Nanchong winters are not Nebraskan winters. There is no snow, for one thing. And the temperature seldom drops below freezing, for another. But by some hideous miracle of humidity and air pressure, the winters here are perhaps even worse than the ones I've grown to know and loathe in the American Midwest. It is, as they say, a damp cold. It's colder indoors than it is outdoors. And likewise, you are colder inside than you are outside. You'll find yourself sweating, even as your bones have turned to icicles. It is a murky, gloomy, dead sort of cold. And yet I couldn't wait for it to come. And now it is here. And it will remain here through March. Or April. Winter, too, will wear out its welcome.

The classroom was frigid and dank as the Château d'If. My students were already watching an overdubbed version of The Gods Must Be Crazy as I ascended to my rightful throne. I clicked "stop" and my students groaned.

"Actually, today, we're going to finish watching The Joy Luck Club - "

NO!!!!! they shouted in unison.

"Boring!"

"Sad!"

A first. My students love The Joy Luck Club. Unconditionally.

"We want watch this movie!"

Watch this movie! they chanted, watch this movie!

And another first: I was legitimately pissed off at my students.

"No. This movie is in Chinese," I snapped. "This is an English class. I was nice enough to let you watch a movie today. So if it's boring to you, we can always, oh, I don't know, practice speaking English or something - "

NO!!!!!

I put on the film and took my place in the very back row of the classroom, where the desktop graffiti is vulgar and amusing. I've watched The Joy Luck Club sixteen times by now. Buy me a beer and I'll recite the whole damned thing for you.

Something I neglected to mention in my last post: I'm actually very popular on campus, at least among those students who actually know me. My former students adore me, and I adore them. Which only makes my college life all the more schizophrenic.

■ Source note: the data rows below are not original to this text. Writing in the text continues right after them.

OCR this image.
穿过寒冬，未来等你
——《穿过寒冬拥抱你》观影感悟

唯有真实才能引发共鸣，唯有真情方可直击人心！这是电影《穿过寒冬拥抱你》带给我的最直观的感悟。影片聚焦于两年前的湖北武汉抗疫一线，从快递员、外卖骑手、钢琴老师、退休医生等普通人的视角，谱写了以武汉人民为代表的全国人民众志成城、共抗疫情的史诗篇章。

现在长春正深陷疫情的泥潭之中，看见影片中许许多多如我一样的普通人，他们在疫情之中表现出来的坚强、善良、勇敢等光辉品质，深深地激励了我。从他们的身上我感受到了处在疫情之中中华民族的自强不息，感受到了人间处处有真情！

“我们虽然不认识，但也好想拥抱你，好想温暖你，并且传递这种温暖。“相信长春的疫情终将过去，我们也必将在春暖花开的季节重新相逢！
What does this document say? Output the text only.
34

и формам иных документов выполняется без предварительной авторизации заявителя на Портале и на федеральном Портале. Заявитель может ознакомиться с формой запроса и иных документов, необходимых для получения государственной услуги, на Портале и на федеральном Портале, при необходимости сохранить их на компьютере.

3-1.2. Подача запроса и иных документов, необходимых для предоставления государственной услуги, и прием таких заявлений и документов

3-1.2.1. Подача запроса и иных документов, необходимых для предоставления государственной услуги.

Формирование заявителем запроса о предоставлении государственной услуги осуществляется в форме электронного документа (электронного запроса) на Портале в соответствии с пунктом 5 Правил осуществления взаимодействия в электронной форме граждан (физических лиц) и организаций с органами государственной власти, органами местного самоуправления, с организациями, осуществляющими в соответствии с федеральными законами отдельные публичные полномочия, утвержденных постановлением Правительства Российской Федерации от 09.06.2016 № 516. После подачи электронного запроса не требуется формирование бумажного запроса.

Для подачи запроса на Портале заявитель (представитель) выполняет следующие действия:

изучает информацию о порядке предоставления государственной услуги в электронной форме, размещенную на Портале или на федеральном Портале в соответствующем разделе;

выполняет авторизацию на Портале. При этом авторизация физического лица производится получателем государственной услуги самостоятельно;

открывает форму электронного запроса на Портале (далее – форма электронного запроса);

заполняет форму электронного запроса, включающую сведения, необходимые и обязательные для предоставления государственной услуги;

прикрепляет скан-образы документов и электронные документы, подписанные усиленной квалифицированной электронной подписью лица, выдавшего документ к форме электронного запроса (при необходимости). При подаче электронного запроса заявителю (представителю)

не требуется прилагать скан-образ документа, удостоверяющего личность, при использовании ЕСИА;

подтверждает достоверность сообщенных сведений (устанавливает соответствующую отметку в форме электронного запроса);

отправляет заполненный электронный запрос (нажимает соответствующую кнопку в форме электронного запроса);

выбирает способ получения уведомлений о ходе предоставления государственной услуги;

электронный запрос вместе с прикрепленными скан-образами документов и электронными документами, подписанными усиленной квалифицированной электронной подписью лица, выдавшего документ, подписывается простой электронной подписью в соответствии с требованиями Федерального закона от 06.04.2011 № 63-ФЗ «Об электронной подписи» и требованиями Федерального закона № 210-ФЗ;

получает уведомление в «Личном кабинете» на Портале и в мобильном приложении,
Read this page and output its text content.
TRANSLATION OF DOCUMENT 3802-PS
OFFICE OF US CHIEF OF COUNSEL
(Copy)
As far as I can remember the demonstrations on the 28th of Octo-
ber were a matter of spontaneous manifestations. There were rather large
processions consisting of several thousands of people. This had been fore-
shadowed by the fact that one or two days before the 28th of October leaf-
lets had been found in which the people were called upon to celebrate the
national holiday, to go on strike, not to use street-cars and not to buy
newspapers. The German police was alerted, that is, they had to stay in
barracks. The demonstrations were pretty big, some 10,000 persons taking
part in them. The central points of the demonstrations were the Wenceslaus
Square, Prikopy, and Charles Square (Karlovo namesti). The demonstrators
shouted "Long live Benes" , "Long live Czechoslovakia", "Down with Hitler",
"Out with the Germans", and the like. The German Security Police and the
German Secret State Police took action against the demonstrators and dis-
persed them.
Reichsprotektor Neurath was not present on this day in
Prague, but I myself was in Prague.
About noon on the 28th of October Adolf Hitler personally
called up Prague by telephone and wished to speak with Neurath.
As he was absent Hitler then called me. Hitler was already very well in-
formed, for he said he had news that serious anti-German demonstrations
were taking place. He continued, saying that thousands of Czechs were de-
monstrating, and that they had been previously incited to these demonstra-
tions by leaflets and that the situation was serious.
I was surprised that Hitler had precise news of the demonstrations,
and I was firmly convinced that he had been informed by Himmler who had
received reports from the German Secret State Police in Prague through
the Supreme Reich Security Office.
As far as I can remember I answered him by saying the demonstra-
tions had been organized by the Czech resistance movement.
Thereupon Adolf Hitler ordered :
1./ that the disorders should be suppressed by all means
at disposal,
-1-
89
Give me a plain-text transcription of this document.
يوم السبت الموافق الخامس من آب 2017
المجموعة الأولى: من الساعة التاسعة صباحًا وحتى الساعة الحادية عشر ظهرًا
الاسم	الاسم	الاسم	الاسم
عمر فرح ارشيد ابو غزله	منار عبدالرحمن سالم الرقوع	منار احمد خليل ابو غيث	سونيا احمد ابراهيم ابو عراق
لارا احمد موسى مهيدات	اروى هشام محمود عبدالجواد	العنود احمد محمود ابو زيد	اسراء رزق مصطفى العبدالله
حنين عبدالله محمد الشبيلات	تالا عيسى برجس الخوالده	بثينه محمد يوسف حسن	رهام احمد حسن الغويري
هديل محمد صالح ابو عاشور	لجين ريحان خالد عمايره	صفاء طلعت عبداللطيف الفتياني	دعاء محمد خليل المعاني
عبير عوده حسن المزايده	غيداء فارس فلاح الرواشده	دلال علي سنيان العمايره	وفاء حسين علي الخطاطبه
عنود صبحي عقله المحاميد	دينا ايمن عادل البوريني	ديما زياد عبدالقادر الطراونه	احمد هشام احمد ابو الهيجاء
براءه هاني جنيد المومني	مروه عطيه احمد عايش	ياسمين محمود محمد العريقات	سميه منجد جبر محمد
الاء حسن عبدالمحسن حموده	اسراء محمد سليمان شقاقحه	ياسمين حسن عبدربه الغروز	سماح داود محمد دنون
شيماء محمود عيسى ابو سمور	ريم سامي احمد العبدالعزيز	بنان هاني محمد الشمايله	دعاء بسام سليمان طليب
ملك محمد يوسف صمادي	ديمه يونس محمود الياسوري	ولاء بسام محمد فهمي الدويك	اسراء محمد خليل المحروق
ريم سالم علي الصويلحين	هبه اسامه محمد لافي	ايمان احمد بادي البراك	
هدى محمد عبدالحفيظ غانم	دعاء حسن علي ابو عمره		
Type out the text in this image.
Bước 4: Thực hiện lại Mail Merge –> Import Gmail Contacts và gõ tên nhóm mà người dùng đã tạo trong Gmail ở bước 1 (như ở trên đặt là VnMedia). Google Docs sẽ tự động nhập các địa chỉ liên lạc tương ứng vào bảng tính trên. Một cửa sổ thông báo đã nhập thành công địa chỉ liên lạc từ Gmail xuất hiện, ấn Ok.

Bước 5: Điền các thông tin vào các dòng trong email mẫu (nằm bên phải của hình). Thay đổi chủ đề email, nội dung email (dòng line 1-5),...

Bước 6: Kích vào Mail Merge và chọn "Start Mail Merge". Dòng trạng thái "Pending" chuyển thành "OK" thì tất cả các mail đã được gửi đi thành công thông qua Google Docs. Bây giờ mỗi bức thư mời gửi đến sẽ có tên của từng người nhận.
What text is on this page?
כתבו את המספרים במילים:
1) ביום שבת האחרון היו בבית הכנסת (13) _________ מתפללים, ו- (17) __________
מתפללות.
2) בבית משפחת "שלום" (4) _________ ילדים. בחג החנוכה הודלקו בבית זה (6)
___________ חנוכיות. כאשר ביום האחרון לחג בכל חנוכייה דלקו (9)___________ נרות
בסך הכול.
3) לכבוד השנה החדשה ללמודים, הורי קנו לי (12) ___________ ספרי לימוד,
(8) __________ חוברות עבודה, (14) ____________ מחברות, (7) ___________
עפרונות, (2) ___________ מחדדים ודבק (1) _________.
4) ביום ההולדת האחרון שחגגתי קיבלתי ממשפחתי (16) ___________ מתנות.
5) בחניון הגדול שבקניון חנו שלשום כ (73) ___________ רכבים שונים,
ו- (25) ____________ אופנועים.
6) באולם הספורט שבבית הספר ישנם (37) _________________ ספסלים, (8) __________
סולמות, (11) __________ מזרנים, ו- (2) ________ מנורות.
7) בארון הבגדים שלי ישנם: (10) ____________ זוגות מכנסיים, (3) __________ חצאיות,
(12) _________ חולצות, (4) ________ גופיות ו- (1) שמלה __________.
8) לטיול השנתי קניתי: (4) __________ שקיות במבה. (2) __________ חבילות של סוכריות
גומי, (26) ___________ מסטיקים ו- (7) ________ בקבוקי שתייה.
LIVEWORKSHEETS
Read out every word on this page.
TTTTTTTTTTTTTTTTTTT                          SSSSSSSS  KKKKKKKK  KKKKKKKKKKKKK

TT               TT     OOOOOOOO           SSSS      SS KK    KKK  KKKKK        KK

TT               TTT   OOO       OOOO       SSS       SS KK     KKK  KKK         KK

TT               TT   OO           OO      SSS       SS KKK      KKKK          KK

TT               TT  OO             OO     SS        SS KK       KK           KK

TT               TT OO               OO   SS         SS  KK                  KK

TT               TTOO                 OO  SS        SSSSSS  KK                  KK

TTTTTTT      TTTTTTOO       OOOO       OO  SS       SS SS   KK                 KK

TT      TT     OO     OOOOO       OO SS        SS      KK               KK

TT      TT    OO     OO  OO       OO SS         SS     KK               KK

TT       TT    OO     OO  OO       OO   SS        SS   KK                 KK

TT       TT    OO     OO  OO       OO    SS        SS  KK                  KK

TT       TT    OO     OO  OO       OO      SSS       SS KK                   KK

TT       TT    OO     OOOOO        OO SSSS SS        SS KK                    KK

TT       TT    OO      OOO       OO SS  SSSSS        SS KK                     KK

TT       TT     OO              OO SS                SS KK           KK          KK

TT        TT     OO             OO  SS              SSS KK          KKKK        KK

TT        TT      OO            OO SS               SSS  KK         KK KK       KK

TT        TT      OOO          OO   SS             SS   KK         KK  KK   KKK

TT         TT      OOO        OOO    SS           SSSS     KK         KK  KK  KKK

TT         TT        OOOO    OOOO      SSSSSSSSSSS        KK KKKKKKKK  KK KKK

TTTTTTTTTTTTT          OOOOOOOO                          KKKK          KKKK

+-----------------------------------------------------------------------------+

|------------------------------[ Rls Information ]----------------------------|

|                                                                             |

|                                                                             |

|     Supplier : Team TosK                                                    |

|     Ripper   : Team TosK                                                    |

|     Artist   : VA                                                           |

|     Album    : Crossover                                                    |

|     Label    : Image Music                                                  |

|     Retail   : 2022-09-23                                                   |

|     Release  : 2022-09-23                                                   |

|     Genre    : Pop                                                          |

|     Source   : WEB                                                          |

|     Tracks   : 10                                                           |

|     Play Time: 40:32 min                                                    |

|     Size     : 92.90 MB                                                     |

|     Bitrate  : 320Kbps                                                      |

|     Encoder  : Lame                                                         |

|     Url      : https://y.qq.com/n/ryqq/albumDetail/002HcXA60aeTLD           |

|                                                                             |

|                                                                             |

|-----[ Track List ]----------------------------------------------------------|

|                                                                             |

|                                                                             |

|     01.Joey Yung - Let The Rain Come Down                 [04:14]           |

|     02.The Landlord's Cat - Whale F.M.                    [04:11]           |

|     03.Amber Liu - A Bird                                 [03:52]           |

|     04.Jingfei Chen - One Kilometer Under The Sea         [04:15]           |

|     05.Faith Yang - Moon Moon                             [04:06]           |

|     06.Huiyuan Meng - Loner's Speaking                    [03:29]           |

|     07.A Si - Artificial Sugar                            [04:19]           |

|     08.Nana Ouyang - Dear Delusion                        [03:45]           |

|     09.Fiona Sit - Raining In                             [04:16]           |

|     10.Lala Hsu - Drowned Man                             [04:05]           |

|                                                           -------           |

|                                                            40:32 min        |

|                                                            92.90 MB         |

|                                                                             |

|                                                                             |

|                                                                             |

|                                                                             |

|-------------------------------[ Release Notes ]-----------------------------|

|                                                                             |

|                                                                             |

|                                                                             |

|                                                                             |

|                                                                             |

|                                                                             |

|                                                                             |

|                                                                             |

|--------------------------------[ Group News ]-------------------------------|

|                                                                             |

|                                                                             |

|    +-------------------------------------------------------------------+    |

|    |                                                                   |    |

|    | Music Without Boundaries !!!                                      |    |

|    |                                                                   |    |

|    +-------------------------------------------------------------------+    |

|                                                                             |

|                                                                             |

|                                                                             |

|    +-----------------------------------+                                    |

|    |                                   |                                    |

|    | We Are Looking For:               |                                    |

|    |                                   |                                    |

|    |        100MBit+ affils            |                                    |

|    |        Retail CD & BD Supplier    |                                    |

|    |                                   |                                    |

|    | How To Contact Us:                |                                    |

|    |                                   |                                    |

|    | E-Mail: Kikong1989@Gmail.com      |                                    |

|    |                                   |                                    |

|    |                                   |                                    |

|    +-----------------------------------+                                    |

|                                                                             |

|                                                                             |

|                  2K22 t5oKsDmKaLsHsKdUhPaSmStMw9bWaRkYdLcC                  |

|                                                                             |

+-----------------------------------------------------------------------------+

On my way out to lunch, I passed a trio of sexually frustrated twerps, and one of them barked, "FUCK YOU, FUCK YOU, FUCK YOU."

"Thanks," I muttered.

In the next instant, a gaggle of young ladies spotted me and started giggling.

"Mr. Panda! Hey! What's up?"
My old students.
"Howdy, ladies," I called out, suddenly jovial. "How you doin'?"

They giggled some more, and I smiled all the way to the next heckler.

It was noon and I had another four hours of teaching ahead of me. It was already a full 24 hours since I'd last slept. I had three hours to kill before my first afternoon class and no money to spend, and the tiles spewed raw sewage all over my shoes as I walked. And I walked, just looking for somewhere ... to go.

2 comments:

Rebecca Foster said...

I could feel that cold all over again. What a masterfully written essay, as usual.

"Mornings are by far the most pleasant time of day in China, and it's really a shame that I'm never awake for them."

I like this line.

alison said...

"Magic tiles." I should write a haiku ode to magic tiles.